Seven steps to optimal digestive health
- Eat whole, unprocessed foods. Make sure to include plenty of fiber from foods like vegetables, beans, nuts, seeds and whole grains.
- Eliminate food allergies. If you think you have food sensitivities, try an elimination diet. Cut out gluten, dairy, yeast, corn, soy, and eggs for a week or two and see how your gut feels and what happens to your other symptoms.
- Treat any infections or overgrowth of bugs. Parasites, small bowel bacteria, and yeasts can all inhibit proper gut function. You must treat these infections if you want to heal.
- Replenish your digestive enzymes. When you don’t have enough digestive enzymes in your gut, you can’t properly convert the foods you eat into the raw materials necessary to run your body and brain. Take broad-spectrum digestive enzymes with your food to solve the problem.
- Rebuild your rain forest of friendly bacteria. Take probiotic supplements. They will help you rebuild the healthy bacteria so essential to good gut health.
- Get good fat. Take extra omega-3 supplements, which help cool inflammation in the gut.

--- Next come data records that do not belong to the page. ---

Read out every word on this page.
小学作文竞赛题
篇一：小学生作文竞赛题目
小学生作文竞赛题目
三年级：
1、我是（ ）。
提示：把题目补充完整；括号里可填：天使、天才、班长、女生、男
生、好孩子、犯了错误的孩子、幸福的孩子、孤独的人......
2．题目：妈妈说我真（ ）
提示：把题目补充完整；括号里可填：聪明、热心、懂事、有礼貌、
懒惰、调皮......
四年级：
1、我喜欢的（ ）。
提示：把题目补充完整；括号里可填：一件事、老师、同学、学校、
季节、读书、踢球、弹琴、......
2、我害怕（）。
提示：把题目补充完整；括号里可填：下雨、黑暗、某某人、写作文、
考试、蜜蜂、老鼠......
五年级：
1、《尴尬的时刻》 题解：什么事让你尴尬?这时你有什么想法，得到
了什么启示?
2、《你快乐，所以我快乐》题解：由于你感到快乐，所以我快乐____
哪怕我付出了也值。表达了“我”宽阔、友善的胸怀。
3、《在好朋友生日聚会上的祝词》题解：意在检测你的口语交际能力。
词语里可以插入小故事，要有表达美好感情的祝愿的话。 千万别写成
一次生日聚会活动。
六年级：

- Heal your gut lining. Use gut-healing nutrients such as glutamine and zinc to repair the lining in your gut so it can resume its normal function.
Fixing your digestion may take some time, but it can be done. And it is absolutely essential if you want to achieve vibrant health. So work on your inner tube of life using the steps above and watch as your symptoms (and those extra pounds) disappear.